Hoosier State Chronicles has just uploaded several brand new titles into our online search engine.
Historians, genealogists and other curious researchers can now dig into some historic newspapers from Bloomington, Indianapolis, Bedford, Hammond, New Richmond, Sullivan, Smithville, and tiny Orland up in Steuben County. While our available run of Hammond’s Lake County Times currently includes just three years (1920-22), we’ll add issues of that great paper back to its start in 1906 in coming months.
Our newest batch also includes a controversial choice for Hoosier State Chronicles, but one which is of enormous historical value: the Ku Klux Klan’s Fiery Cross. From the early to mid-1920s, the Klan edited and printed its influential Indiana State edition from the Century Building in downtown Indianapolis at a time when the Invisible Empire was largely headquartered in Indy. Although HSC and the Indiana State Library in no way endorse the views of the KKK, we trust you’ll find The Fiery Cross a fascinating read. The paper is an integral part of the history of radical right-wing politics, nativism, anti-Catholicism, anti-Semitism, white supremacy, the battle over religion in public schools, and American attitudes toward immigration. Cast a glance at American politics today and what seems like old 1920s news is still hugely relevant.
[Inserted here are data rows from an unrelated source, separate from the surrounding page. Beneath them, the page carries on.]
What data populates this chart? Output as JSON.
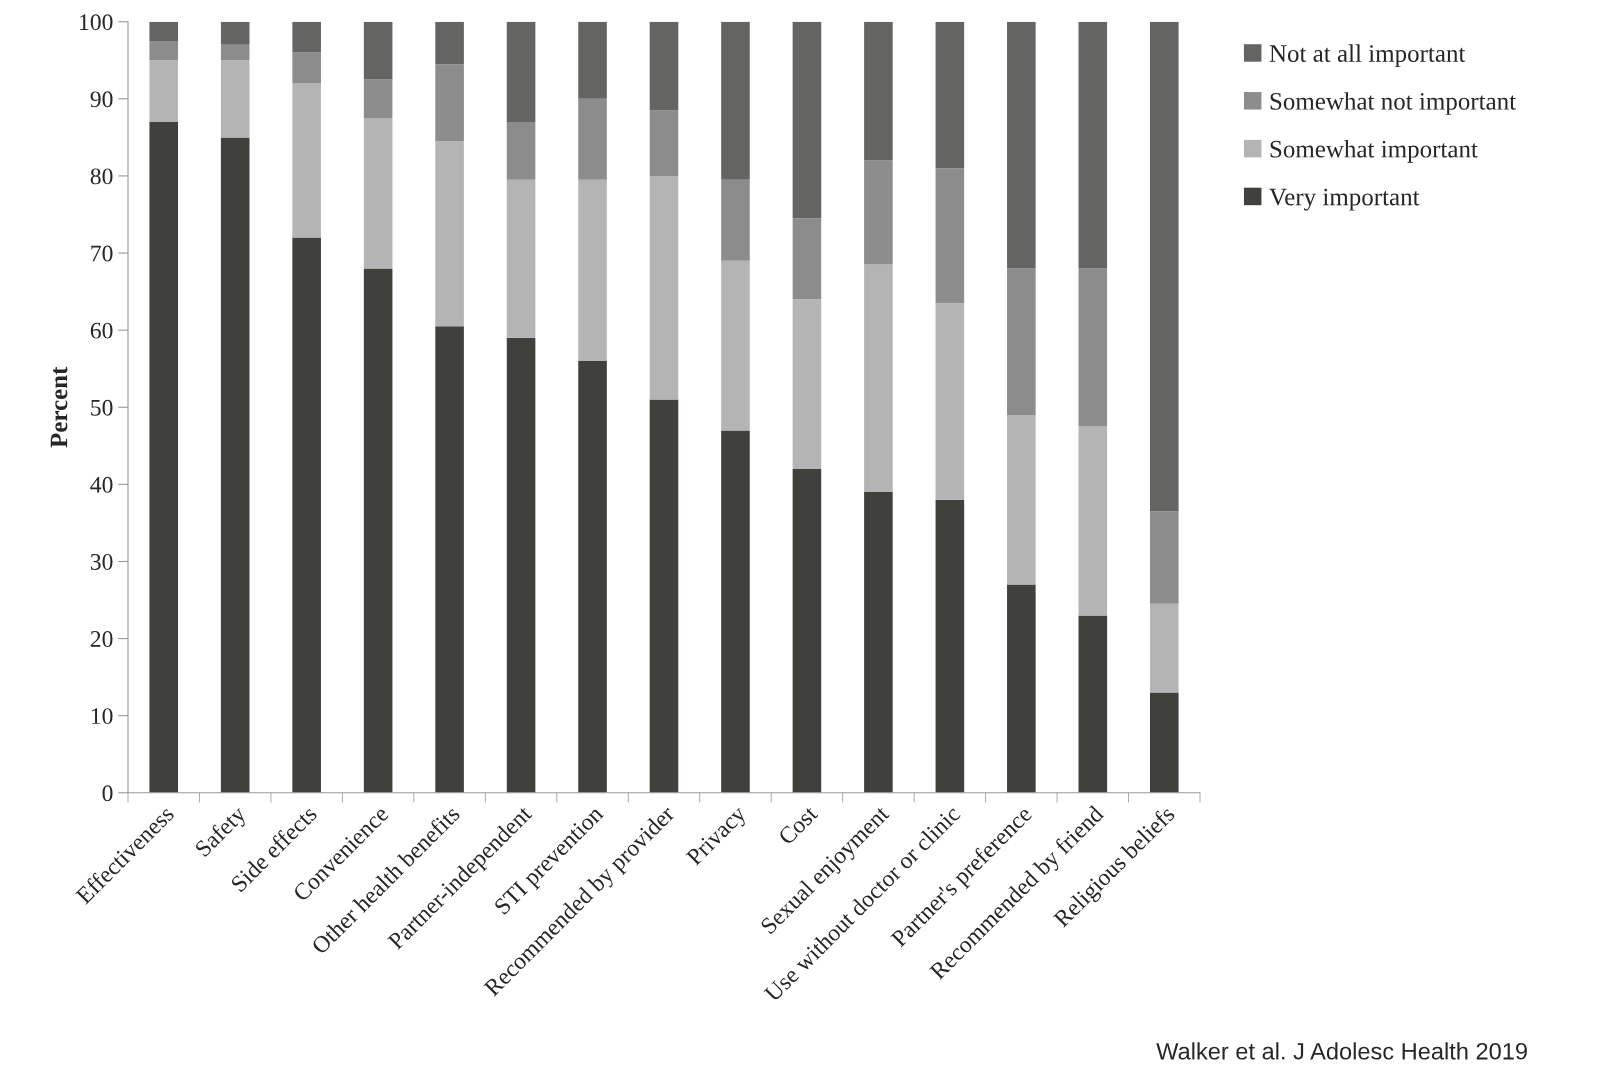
{
  "chart_data": {
    "type": "bar",
    "stacked": true,
    "ylabel": "Percent",
    "categories": [
      "Effectiveness",
      "Safety",
      "Side effects",
      "Convenience",
      "Other health benefits",
      "Partner-independent",
      "STI prevention",
      "Recommended by provider",
      "Privacy",
      "Cost",
      "Sexual enjoyment",
      "Use without doctor or clinic",
      "Partner's preference",
      "Recommended by friend",
      "Religious beliefs"
    ],
    "series": [
      {
        "name": "Very important",
        "color": "#40403d",
        "values": [
          87,
          85,
          72,
          68,
          60.5,
          59,
          56,
          51,
          47,
          42,
          39,
          38,
          27,
          23,
          13
        ]
      },
      {
        "name": "Somewhat important",
        "color": "#b4b4b4",
        "values": [
          8,
          10,
          20,
          19.5,
          24,
          20.5,
          23.5,
          29,
          22,
          22,
          29.5,
          25.5,
          22,
          24.5,
          11.5
        ]
      },
      {
        "name": "Somewhat not important",
        "color": "#8c8c8c",
        "values": [
          2.5,
          2,
          4,
          5,
          10,
          7.5,
          10.5,
          8.5,
          10.5,
          10.5,
          13.5,
          17.5,
          19,
          20.5,
          12
        ]
      },
      {
        "name": "Not at all important",
        "color": "#646462",
        "values": [
          2.5,
          3,
          4,
          7.5,
          5.5,
          13,
          10,
          11.5,
          20.5,
          25.5,
          18,
          19,
          32,
          32,
          63.5
        ]
      }
    ],
    "ylim": [
      0,
      100
    ],
    "yticks": [
      0,
      10,
      20,
      30,
      40,
      50,
      60,
      70,
      80,
      90,
      100
    ],
    "grid": false,
    "legend": "top right",
    "annotations": [
      "Walker et al. J Adolesc Health 2019"
    ]
  }
}
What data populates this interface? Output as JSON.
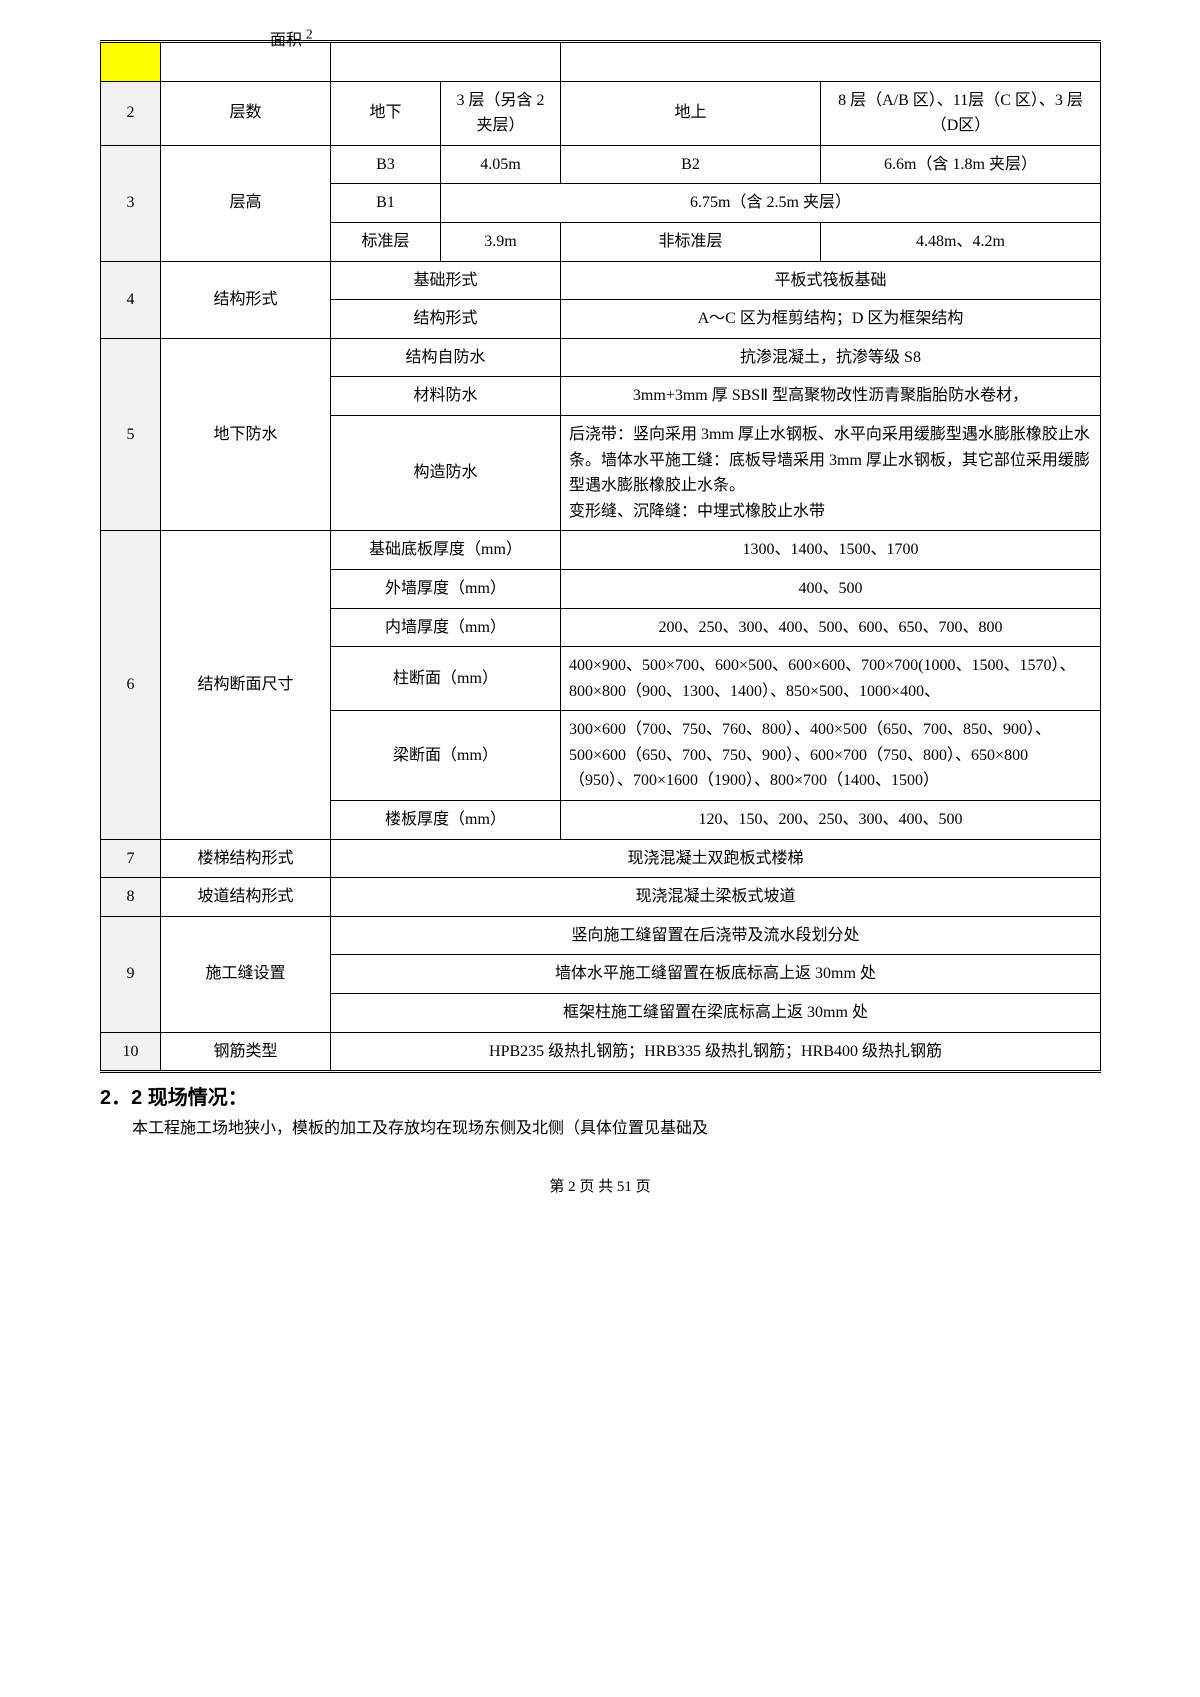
{
  "overlay_struck": "面积",
  "overlay_sup": "2",
  "row2": {
    "num": "2",
    "label": "层数",
    "a": "地下",
    "b": "3 层（另含 2 夹层）",
    "c": "地上",
    "d": "8 层（A/B 区）、11层（C 区）、3 层（D区）"
  },
  "row3": {
    "num": "3",
    "label": "层高",
    "l1a": "B3",
    "l1b": "4.05m",
    "l1c": "B2",
    "l1d": "6.6m（含 1.8m 夹层）",
    "l2a": "B1",
    "l2rest": "6.75m（含 2.5m 夹层）",
    "l3a": "标准层",
    "l3b": "3.9m",
    "l3c": "非标准层",
    "l3d": "4.48m、4.2m"
  },
  "row4": {
    "num": "4",
    "label": "结构形式",
    "l1a": "基础形式",
    "l1b": "平板式筏板基础",
    "l2a": "结构形式",
    "l2b": "A～C 区为框剪结构；D 区为框架结构"
  },
  "row5": {
    "num": "5",
    "label": "地下防水",
    "l1a": "结构自防水",
    "l1b": "抗渗混凝土，抗渗等级 S8",
    "l2a": "材料防水",
    "l2b": "3mm+3mm 厚 SBSⅡ 型高聚物改性沥青聚脂胎防水卷材，",
    "l3a": "构造防水",
    "l3b": "后浇带：竖向采用 3mm 厚止水钢板、水平向采用缓膨型遇水膨胀橡胶止水条。墙体水平施工缝：底板导墙采用 3mm 厚止水钢板，其它部位采用缓膨型遇水膨胀橡胶止水条。",
    "l3c": "变形缝、沉降缝：中埋式橡胶止水带"
  },
  "row6": {
    "num": "6",
    "label": "结构断面尺寸",
    "l1a": "基础底板厚度（mm）",
    "l1b": "1300、1400、1500、1700",
    "l2a": "外墙厚度（mm）",
    "l2b": "400、500",
    "l3a": "内墙厚度（mm）",
    "l3b": "200、250、300、400、500、600、650、700、800",
    "l4a": "柱断面（mm）",
    "l4b": "400×900、500×700、600×500、600×600、700×700(1000、1500、1570）、800×800（900、1300、1400）、850×500、1000×400、",
    "l5a": "梁断面（mm）",
    "l5b": "300×600（700、750、760、800）、400×500（650、700、850、900）、500×600（650、700、750、900）、600×700（750、800）、650×800（950）、700×1600（1900）、800×700（1400、1500）",
    "l6a": "楼板厚度（mm）",
    "l6b": "120、150、200、250、300、400、500"
  },
  "row7": {
    "num": "7",
    "label": "楼梯结构形式",
    "val": "现浇混凝土双跑板式楼梯"
  },
  "row8": {
    "num": "8",
    "label": "坡道结构形式",
    "val": "现浇混凝土梁板式坡道"
  },
  "row9": {
    "num": "9",
    "label": "施工缝设置",
    "l1": "竖向施工缝留置在后浇带及流水段划分处",
    "l2": "墙体水平施工缝留置在板底标高上返 30mm 处",
    "l3": "框架柱施工缝留置在梁底标高上返 30mm 处"
  },
  "row10": {
    "num": "10",
    "label": "钢筋类型",
    "val": "HPB235 级热扎钢筋；HRB335 级热扎钢筋；HRB400 级热扎钢筋"
  },
  "section_title": "2．2 现场情况：",
  "body_text": "本工程施工场地狭小，模板的加工及存放均在现场东侧及北侧（具体位置见基础及",
  "footer": "第 2 页 共 51 页"
}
We expect that some members of the public might be offended by our making The Fiery Cross available on the web, but we stand by its value as a historic document. If you’re looking for a strong anti-Klan perspective, many Hoosier editors took a stand against the group in the 1920s. We recommend several papers available in Hoosier State Chronicles: the African American Indianapolis Recorder, George R. Dale’s ferocious (and humorous) Muncie Post-Democrat, and the great Indianapolis News. The microfilm collections of the Indiana State Library also contain two other notable Indianapolis newspapers that opposed the KKK. These are the Pulitzer Prize-winning Indianapolis Times and the Indiana Catholic & Record, forerunner of the Catholic archdiocese’s current newsletter, The Criterion.
Although the Indiana Klan’s heyday ended in the late 1920s, we would also like to point out that Hoosier State Chronicles makes available the Jewish Post & Opinion from the date of its inception in Indianapolis in 1933 all the way up to 2005 — a paper that has fought for many decades to raise awareness of racism in the U.S. and abroad.
Here’s a full list of what’s new on HSC this month:
- The Fiery Cross (1922-24, 104 issues) {a pro-Ku Klux Klan paper}
- Bloomington Courier (1881-95, 242 issues)
- Bloomington Daily Telephone (1932 only)
- Bloomington Progress (also called Republican Progress) (1869-1900)
- Bloomington Telephone (also called Weekly Telephone and Semi-Weekly Telephone) (1879-93)
- The Bloomington Hawkeye (1881, 7 issues)
- Smithville (Monroe County), Name It! & Take It! (1897) and the Smithville News (1908-1914)
- Lake County Times (also published as Hammond Times and forerunner to The Times of Northwest Indiana) (1920-1922, 774 issues — more coming soon)
- Indiana State Guard (also called The Old Line Guard) (Indianapolis, 1860-61)
- New issues of the Indianapolis Locomotive (now 202 issues, 1845-1858)
- Sullivan Daily Times (1945-49)
- German-language Indiana Tribüne (Indianapolis, 1878-1907, 8307 issues now stretching back to 1878)
- The Orland Echo (1891, 1 issue)
- Orland Zenith (1900-1923, 36 scattered issues)
- Clark County Democrat (Charlestown, 1 issue, 1863)
- New Richmond Record (1900-15, 134 issues)
- Bedford Independent (1856-57)
- And another old, old issue of the Indiana Territory’s first newspaper the Indiana Gazette from April 10, 1805.